あしなが学生:感謝の気持ち胸に帰国
研修で将来の視野広がる
2009年4月4日

感謝の気持ちを胸に帰国したあしなが学生と
半田夫妻。(右から)半田会頭、木原さん、
笹木さん、濱崎さん、中村さん、俊子夫人
事故や病気、災害などで親を亡くした子供たちを支援する「あしなが育
英会」の3週間におよぶロサンゼルス研修が終了し、研修生4人は3月2
2日、帰国の途についた。
これに先立ち21日、現地の受け入れ先である南加日系商工会議所(半
田俊夫会頭)の会員らを招いた送別会が「パサデナ・グリーン・プラザ」
で催された。

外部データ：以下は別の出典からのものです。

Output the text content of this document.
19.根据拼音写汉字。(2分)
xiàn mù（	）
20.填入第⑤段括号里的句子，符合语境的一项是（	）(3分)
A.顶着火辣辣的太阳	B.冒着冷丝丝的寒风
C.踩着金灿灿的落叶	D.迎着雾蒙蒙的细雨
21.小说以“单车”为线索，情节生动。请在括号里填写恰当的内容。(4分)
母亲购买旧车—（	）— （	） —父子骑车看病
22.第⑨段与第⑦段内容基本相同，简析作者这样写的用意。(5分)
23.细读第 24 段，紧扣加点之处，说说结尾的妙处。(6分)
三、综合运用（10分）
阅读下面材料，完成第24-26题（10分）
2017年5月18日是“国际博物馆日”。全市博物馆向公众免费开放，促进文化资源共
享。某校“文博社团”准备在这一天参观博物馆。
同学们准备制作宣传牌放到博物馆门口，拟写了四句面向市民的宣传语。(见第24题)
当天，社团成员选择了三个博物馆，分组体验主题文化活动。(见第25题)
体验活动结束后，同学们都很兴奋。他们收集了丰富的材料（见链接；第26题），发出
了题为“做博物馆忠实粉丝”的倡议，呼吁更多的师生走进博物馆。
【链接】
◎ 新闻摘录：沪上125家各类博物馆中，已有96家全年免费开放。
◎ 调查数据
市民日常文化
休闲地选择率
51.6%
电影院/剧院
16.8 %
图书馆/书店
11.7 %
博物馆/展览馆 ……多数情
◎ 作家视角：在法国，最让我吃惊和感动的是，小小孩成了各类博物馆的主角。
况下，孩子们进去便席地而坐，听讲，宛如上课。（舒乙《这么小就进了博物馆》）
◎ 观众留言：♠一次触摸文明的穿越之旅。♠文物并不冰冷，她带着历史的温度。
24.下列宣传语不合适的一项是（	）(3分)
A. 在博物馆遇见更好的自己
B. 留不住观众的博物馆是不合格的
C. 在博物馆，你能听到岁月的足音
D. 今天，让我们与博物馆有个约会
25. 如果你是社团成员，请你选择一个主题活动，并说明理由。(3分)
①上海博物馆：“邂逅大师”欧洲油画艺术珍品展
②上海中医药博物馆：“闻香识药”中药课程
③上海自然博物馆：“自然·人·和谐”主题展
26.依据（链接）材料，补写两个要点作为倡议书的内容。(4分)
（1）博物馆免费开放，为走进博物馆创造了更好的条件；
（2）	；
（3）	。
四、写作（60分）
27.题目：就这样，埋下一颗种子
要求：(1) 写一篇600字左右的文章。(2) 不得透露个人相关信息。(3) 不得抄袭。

4人は充実した研修内容を振り返るとともに、「視野が広が
った」と関係者らに感謝、それぞれの夢の実現を約束した。
4人は、敬老引退者ホームでのボランティアをはじめ、知的障害施設や
子供病院、企業訪問のほか、日系各施設の見学、また半田会頭の自宅でホ
ームステイを経験した。
濱崎智帆さん(鹿児島大、工学部生体工学科)は、就職活動まっただ中
という時期に来ることを悩んだと振り返ったが、「今は充実感に溢れ、胸
がいっぱい。これから人生をかけて、ここでの出会いをさらに深めていき
たい」と感謝の言葉を述べ、「来年来る後輩のこともよろしくお願いしま
す」と思いやった。
「今しかできない」と思い参加したという笹木香菜さん(大阪工業大、
電子情報通信工学)は、「数学が好きで理系だけを目指してやってきた
が、今回多くの人と触れ合い視野が広がった。研究室での仕事だけでな
く、人とかかわる仕事も目指してみたいと思うようになった」と述べた。
7歳の時に阪神大震災で母親と兄を亡くした木原喜子さん(神戸市看護
大、看護学科)は、「大人の女性になるにつれ、母と話をしたいと思うよ
うになった。半田さん宅でのホームステイで俊子さんと話ができ、『母』
の存在を感じたいという願いもかなえてもらった。帰国後は、後輩に学ん
だことを伝え広めていきたい」と感謝した。
リーダーを務めた中村亜由美さん(聖徳大、児童学科)は、「小1で父
を亡くし、父の記憶や顔もあまり覚えておらず、男のいない家庭が当たり
前だった。ホームステイで半田さんが毎朝、『Good morning』とハグを
してくれ、『これが普通の家庭なんだ』と思った」と述べ、「多くの人に
助けてもらい、私たちはとても恵まれている」と感謝の気持ちを述べた。
実行委員長のみならず、ホストファミリーとして4人全員を引き受けた
日商の半田会頭は、「二役をこなすのは並大抵のことではなかったが、3
週間という短い間に多くを学び、吸収し、成長していく学生の姿を見る
と、これからも続けていく必要性を感じる」と述べ、4人の夢の実現に向
け、「父親」としてこれからも支援していきたいとエールを送った。
最後に、同研修の恒例となったイングリッシュネームの贈呈が行われ、
濱崎さんは「ジョイ」、笹木さんは「ケイティ」、木原さんは「オリビ
ア」、中村さんは「サーシャ」とそれぞれ名付けられた。